Segundo o educador, os estudantes de hoje são pessoas hiperconectadas. Essa característica, associada ao processo da convergência das mídias, dificulta a comunicação com os professores, que se sentem estrangeiros no mundo digital. Mas Cordiolli acredita que é possível construir uma ponte, onde hoje há essa barreira, a partir da incorporação de novos recursos pedagógicos.

Divulgação / Entrevista

O professor abordou o assunto na 18.ª Educar/Educador (Feira e Congresso Internacional de Educação), encerrada neste sábado, em São Paulo, e falou também com a reportagem da Gazeta do Povo. Acompanhe os principais trechos da entrevista:

Você defende que as novas tecnologias estão aproximando professores e famílias. Como esse processo está ocorrendo?

As tecnologias da informação e comunicação dispõem de ferramentas fundamentais que podem aproximar de forma inédita os professores e os pais. Considerando as condições da escola e dos professores, os pais podem acessar as informações básicas do desenvolvimento do processo pedagógico e pode-se até promover situações em que a família possa participar ativamente das ações educativas. E a escola pode dar um passo a mais, envolvendo os pais em atividades pedagógicas, contribuindo, inclusive, para reaproximar pais e filhos em famílias com pouca interação. Por outro lado, os pais podem conhecer mais de perto as atividades escolares de seus filhos e participar mais diretamente de suas vidas. Aproximar e promover a interação entre pais e professores é uma tarefa urgente e necessária.

Qual é a responsabilidade da família nessa interação da escola com a tecnologia?

São duas as situações: a de familiares que possuem qualificação para as vias digitais e aqueles que são excluídos ou rejeitam esta inclusão. Acho que em ambos os casos as escolas devem adotar posturas pedagógicas em relação aos familiares, orientado-os para ações de acompanhamento dos filhos e estimulando-os a leituras críticas e de segurança em relação aos conteúdos e as interações nas vias digitais da internet.

A responsabilidade é da escola ou da família em alertar sobre os perigos do mundo virtual?

A educação para o uso consciente da internet é um problema central de nosso tempo. Por um lado temos o problema de segurança em relação a crimes que têm como alvos crianças e adolescentes. Por outro, as próprias crianças e adolescentes podem promover ações danosas, das quais o cyberbulling é uma das manifestações. A escola precisa adotar ações para inibir isto e neste campo já são realizadas ações importantes e significativas. As famílias também já se preocupam muito com isso. É necessário, portanto, que escolas, ONGs e o governo desenvolvam programas para preparar os pais para esta tarefa. E, por último, a sociedade e governo também precisam adotar iniciativas para o uso consciente e seguro da internet.
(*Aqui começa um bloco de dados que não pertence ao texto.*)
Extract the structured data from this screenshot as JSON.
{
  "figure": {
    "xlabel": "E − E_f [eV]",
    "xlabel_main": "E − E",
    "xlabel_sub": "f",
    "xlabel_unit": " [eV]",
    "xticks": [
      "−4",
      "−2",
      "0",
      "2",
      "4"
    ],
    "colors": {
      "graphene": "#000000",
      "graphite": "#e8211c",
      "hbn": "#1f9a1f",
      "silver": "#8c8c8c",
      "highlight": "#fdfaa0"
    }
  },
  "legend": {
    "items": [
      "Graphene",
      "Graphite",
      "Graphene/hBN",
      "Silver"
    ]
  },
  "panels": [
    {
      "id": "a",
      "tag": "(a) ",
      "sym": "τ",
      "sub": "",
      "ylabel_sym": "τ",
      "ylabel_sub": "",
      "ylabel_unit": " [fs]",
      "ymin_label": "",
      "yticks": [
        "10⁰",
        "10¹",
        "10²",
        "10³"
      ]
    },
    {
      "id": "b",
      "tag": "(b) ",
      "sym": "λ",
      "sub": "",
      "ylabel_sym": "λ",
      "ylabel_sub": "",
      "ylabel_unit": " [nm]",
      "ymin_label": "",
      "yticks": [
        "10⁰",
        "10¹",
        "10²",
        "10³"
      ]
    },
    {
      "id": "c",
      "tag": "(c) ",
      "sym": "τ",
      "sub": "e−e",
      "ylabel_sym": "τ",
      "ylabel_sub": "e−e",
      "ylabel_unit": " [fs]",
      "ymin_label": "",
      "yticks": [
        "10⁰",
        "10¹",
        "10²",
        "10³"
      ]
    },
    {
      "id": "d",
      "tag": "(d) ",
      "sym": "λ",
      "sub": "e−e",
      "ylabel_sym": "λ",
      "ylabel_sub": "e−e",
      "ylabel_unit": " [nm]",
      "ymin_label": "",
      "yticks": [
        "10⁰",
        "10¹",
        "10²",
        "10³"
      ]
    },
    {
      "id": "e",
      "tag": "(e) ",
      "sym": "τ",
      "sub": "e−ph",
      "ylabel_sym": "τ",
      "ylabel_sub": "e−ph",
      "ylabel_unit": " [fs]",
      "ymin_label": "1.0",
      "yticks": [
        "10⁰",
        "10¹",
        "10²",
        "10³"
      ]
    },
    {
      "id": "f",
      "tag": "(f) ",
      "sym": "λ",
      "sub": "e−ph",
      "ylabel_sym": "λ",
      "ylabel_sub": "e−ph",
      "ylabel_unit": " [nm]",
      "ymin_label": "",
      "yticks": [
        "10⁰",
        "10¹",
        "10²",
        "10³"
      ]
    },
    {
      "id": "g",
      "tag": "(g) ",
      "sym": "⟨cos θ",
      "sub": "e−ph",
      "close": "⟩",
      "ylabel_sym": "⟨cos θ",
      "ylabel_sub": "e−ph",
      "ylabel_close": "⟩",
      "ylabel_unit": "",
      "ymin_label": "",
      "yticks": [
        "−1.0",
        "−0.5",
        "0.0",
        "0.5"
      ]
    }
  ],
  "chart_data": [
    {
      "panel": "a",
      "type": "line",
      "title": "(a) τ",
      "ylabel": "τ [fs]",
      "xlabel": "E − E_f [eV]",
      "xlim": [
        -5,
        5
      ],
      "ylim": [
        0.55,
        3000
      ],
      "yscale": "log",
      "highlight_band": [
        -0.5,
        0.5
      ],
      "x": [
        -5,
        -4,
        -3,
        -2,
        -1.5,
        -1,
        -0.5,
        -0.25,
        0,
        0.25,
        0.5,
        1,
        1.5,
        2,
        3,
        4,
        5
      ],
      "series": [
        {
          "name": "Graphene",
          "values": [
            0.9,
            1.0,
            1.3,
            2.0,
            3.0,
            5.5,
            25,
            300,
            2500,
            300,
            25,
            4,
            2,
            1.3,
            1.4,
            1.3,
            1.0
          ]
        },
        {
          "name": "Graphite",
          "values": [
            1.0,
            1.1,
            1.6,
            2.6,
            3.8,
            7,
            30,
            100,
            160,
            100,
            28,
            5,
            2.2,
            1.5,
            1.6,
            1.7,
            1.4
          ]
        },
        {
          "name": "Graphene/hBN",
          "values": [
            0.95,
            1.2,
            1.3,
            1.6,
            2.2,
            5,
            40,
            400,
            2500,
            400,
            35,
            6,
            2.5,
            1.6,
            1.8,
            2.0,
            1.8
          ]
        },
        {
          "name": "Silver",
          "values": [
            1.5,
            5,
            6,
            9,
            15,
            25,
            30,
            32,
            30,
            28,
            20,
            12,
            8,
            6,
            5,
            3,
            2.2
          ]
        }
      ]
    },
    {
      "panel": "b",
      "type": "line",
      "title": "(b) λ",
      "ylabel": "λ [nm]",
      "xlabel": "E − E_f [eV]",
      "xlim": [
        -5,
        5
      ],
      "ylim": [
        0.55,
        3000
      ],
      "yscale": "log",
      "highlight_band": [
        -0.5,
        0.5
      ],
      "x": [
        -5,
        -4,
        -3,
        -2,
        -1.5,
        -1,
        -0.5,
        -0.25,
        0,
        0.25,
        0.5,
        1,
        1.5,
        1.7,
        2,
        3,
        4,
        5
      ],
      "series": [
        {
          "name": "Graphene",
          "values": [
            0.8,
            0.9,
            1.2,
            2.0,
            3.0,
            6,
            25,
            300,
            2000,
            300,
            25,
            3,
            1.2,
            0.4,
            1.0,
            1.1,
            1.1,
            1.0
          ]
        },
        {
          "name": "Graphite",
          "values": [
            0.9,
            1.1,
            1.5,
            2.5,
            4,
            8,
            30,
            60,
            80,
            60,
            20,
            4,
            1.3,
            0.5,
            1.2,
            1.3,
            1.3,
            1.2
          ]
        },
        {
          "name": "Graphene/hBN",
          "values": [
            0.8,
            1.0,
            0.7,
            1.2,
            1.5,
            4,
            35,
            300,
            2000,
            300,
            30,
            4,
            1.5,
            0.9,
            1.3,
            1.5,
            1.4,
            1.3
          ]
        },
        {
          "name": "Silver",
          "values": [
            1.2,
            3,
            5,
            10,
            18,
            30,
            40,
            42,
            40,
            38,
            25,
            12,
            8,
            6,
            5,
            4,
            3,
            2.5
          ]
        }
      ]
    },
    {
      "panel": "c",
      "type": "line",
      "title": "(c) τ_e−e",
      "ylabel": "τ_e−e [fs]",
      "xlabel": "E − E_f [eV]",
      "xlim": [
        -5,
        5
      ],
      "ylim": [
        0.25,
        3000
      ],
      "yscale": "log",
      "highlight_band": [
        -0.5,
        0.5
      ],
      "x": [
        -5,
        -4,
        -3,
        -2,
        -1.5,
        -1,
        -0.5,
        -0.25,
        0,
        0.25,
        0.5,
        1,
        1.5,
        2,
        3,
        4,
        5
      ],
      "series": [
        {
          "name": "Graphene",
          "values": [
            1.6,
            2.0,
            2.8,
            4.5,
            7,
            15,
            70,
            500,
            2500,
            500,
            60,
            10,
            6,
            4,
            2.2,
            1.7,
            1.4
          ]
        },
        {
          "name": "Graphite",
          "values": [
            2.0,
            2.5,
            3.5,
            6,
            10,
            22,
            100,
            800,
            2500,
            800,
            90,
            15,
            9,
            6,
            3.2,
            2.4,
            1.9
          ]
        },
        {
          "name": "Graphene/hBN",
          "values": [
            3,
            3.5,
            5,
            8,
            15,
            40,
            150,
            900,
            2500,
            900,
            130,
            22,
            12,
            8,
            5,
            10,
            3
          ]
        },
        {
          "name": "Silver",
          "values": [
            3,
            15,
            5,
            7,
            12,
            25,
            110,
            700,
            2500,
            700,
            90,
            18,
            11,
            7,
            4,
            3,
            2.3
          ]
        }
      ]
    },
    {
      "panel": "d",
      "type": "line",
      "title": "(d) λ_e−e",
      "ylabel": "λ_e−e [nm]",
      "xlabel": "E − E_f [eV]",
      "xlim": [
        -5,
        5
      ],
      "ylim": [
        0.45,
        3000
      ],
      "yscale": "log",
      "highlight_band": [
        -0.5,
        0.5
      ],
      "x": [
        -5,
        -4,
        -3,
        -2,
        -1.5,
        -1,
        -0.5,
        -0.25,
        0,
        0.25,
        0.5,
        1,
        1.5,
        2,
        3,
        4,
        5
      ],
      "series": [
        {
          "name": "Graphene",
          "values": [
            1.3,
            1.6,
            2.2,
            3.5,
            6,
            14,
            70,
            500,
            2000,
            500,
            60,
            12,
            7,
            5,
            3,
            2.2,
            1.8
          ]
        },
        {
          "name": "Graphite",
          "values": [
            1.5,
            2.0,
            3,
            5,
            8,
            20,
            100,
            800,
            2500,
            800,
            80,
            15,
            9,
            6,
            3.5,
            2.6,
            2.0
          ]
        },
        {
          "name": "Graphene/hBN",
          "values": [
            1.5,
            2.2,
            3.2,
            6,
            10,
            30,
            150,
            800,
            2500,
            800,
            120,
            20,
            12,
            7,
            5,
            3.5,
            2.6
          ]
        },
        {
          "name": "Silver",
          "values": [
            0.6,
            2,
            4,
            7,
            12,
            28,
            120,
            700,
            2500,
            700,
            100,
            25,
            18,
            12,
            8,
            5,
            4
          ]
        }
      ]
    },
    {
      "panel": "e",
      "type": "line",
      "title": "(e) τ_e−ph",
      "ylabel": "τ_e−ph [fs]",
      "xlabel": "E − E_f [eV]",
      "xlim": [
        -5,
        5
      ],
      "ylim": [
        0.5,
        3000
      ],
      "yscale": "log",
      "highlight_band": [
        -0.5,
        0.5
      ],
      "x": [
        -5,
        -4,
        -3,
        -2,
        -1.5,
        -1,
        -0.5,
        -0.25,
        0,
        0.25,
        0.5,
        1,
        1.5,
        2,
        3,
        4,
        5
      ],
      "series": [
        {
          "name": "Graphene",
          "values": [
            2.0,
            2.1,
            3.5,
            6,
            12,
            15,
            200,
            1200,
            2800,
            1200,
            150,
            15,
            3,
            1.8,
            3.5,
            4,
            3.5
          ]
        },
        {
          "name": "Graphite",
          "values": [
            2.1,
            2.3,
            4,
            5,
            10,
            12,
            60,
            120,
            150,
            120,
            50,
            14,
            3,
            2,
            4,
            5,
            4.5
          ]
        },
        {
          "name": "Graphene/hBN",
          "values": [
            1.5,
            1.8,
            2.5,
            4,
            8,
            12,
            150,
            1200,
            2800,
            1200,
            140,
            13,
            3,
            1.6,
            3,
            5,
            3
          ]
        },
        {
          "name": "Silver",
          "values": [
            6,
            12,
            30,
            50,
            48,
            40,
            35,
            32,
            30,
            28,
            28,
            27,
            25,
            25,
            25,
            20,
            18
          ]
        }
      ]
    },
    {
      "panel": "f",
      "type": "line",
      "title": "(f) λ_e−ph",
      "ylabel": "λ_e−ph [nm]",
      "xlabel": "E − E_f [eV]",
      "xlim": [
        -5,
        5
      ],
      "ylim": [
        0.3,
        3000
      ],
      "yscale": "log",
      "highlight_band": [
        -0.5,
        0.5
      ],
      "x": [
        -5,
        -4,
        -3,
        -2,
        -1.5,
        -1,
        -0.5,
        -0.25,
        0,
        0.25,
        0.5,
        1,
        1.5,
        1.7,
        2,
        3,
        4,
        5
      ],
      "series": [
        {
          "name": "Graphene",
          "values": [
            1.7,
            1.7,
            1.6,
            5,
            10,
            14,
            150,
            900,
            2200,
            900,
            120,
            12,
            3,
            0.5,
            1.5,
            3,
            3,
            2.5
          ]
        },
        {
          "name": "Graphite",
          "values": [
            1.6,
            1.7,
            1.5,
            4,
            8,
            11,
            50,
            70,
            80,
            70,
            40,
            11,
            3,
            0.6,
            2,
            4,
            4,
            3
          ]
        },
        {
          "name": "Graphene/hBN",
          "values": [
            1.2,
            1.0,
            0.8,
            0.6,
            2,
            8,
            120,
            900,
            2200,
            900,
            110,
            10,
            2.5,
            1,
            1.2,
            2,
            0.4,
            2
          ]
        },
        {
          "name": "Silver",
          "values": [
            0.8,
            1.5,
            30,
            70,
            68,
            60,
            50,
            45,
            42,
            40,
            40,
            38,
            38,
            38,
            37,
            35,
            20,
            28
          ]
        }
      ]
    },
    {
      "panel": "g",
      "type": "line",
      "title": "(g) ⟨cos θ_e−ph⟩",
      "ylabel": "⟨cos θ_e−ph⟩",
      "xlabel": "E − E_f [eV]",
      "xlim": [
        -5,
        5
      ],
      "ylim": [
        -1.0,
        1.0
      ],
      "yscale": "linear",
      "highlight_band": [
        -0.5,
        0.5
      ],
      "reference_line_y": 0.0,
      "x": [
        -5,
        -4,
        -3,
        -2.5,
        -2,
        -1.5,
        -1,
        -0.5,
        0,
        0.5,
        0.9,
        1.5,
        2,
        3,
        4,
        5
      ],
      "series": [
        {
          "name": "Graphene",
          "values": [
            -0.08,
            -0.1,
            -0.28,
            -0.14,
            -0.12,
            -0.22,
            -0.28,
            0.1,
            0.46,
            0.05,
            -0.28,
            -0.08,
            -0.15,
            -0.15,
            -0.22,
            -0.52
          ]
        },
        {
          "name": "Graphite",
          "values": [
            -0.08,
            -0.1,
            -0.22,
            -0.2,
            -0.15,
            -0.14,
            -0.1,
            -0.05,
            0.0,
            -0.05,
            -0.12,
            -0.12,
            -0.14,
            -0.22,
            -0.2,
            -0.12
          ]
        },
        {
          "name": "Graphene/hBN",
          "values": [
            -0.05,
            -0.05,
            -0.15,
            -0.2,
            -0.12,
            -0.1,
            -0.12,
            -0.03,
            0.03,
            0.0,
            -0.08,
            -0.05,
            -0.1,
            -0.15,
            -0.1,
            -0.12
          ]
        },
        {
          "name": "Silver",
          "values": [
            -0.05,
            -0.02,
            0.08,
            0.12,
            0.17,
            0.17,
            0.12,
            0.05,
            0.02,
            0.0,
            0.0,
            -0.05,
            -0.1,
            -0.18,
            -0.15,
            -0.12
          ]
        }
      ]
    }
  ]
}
Como os pais podem orientar os filhos?

Os pais que possuem canais de diálogo com os filhos estão em melhor condição de orientá-los nestes processos complexos e dinâmicos. Os familiares também precisam frequentar as mesmas vias digitais que as crianças e os jovens, ao menos para conhecê-las e obter capacidade de orientação e interação. É importante também agir com tolerância para compreender as diferentes fases de relacionamento que crianças e jovens estabelecem com as vias digitais, que são intensas, porém se modificam constantemente. A proibição ou a censura são os piores caminhos e devem ser descartados. É preciso construir pontes ao invés de muros.

Como deve ser a escola ideal para atender aos anseios das “crianças digitais”?

As pessoas hiperconectadas e a convergência das mídias são dois processos contemporâneos que impactam em grandes proporções a escola. Estes dois processos estabelecem uma barreira e uma ponte entre professores e estudantes. Os estudantes desenvolvem qualificações que nem todos os professores dominam, ao menos, nas mesmas proporções, acessando diversas vias de busca de informações e de círculos virtuais de discussões. Mas sobre esta barreira uma ponte pode ser lançada, pois novos recursos pedagógicos podem ser incorporados às ações educativas. Os professores e as escolas precisam incorporar os conteúdos da internet, as ferramentas digitais e as redes sociais às práticas cotidianas, dotando-os de sentido e objetivos pedagógicos.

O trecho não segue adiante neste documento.